By John Kamau for kamauAfrica
The Kenyan elections are over, and we have a new president. If you follow the international coverage, you will be forgiven if you think that Kenyans do not understand the concept of democracy or the importance of the ballot. The bullet, or in Kenya’s case, the panga (machete), is the only tool that can work in an ethnicized nation. But to do so is to miss a major point. If there is a country, which has a citizenry who understand the importance of freedom and the right to govern their destiny, then you will be hard pressed to find a people more resilient and committed to the democratic experiment than Kenyans. To fully comprehend the painful journey that Kenyans took to get to 2007, then you have to go back to the 1950’s, when the British, determined to have Kenya as a settler economy, imprisoned hundreds of thousands of its subjects in ghettos and tortured them to discourage them from joining the revolutionary Mau Mau movement. But they did, and the country attained its independence 50 years ago. And Jomo Kenyatta, a nepotistic and tribal leader who had no regard for the country but his family, took office, grabbed land, and birthed a son, Uhuru Kenyatta, who is now Kenya’s president elect. You know the story, he is on trial at the International Criminal Court. This background is important because in Kenya, History and the present reality are bitter cousins who are in a constant fight. Uhuru’s presidency portends a continuation of the same conservative, capitalist oriented agenda and a possible death of progressive/left leaning politics in Kenya albeit for 5-10 years.

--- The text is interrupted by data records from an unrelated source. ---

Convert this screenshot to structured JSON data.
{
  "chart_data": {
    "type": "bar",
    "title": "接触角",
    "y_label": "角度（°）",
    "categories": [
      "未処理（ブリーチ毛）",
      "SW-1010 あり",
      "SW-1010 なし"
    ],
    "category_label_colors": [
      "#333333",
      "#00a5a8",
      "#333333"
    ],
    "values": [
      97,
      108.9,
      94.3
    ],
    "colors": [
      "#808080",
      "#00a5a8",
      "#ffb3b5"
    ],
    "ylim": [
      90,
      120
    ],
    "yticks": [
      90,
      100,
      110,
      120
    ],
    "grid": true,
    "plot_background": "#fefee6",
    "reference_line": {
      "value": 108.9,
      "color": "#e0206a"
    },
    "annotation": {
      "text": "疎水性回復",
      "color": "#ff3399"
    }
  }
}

According to the international media, Kenya is a tribal nation, stuck in the middle ages where political elites use the state to enrich themselves and their cronies, and when pushed to the wall, use it to punish the silent majority, its own citizens. This tragic narrative became apparent in 2007, when Kenyans, feeling that the leader of the country had been decided before they cast their ballot, went to the streets. They were determined to bring the system down, and its ruling elites in the process. Unfortunately, the only people they could reach were their own neighbors, so they burnt their homes, their churches, and their children. A 1000 perished, thousands more became displaced citizens. Refugees, homeless, and stateless in their own country. This tragic short history, however, is not all encompassing, for it is but one story in a complex tapestry.
Another story, rarely told, but known by every Kenyan, is one of a stubbornly resilient people, who for many years were the envy of many in a troubled region. Kenyans have watched as all their neighbors have gone through trying times. Uganda under Idia Min, Rwanda during the genocide, Sudan, Somalia, and Ethiopia. Kenyans welcomed their neighbors, gave them a new home, and opportunities that could not be afforded to a foreigner in any other country in the world. Because of this, Nairobi has become a cultural melting pot, many nationalities and cultures reflected in every public space, including its architecture. Ironically, in welcoming its neighbors, Kenyans forgot about themselves, and in the process, their humanity. And that is why in 2007, the tool that communicates our thoughts, tribe, became the definitive object in determining who we voted for. Kikuyus for Kibaki, and Luos for Raila. Tribe, a divisive tool used by the British to divide and concur the Kenyan people, had reared its ugly head 40 odd years later, and this time, the results were tragic.
In 2013, the international media flocked into Kenya with their tribal toolkit ready. Their narrative was set, and all they were looking for was evidence to substantiate their parochial views. But they found a changed country, with a people determined to choose a leadership who reflected their wishes. Had I voted, Kenyatta would not have been my choice, for his families’ 30,000 acres in my mother’s hometown have rendered many landless, but I respect the wishes of my countrymen, and I hope the international community follows suit, for this is a new country with a new constitution and aspirations.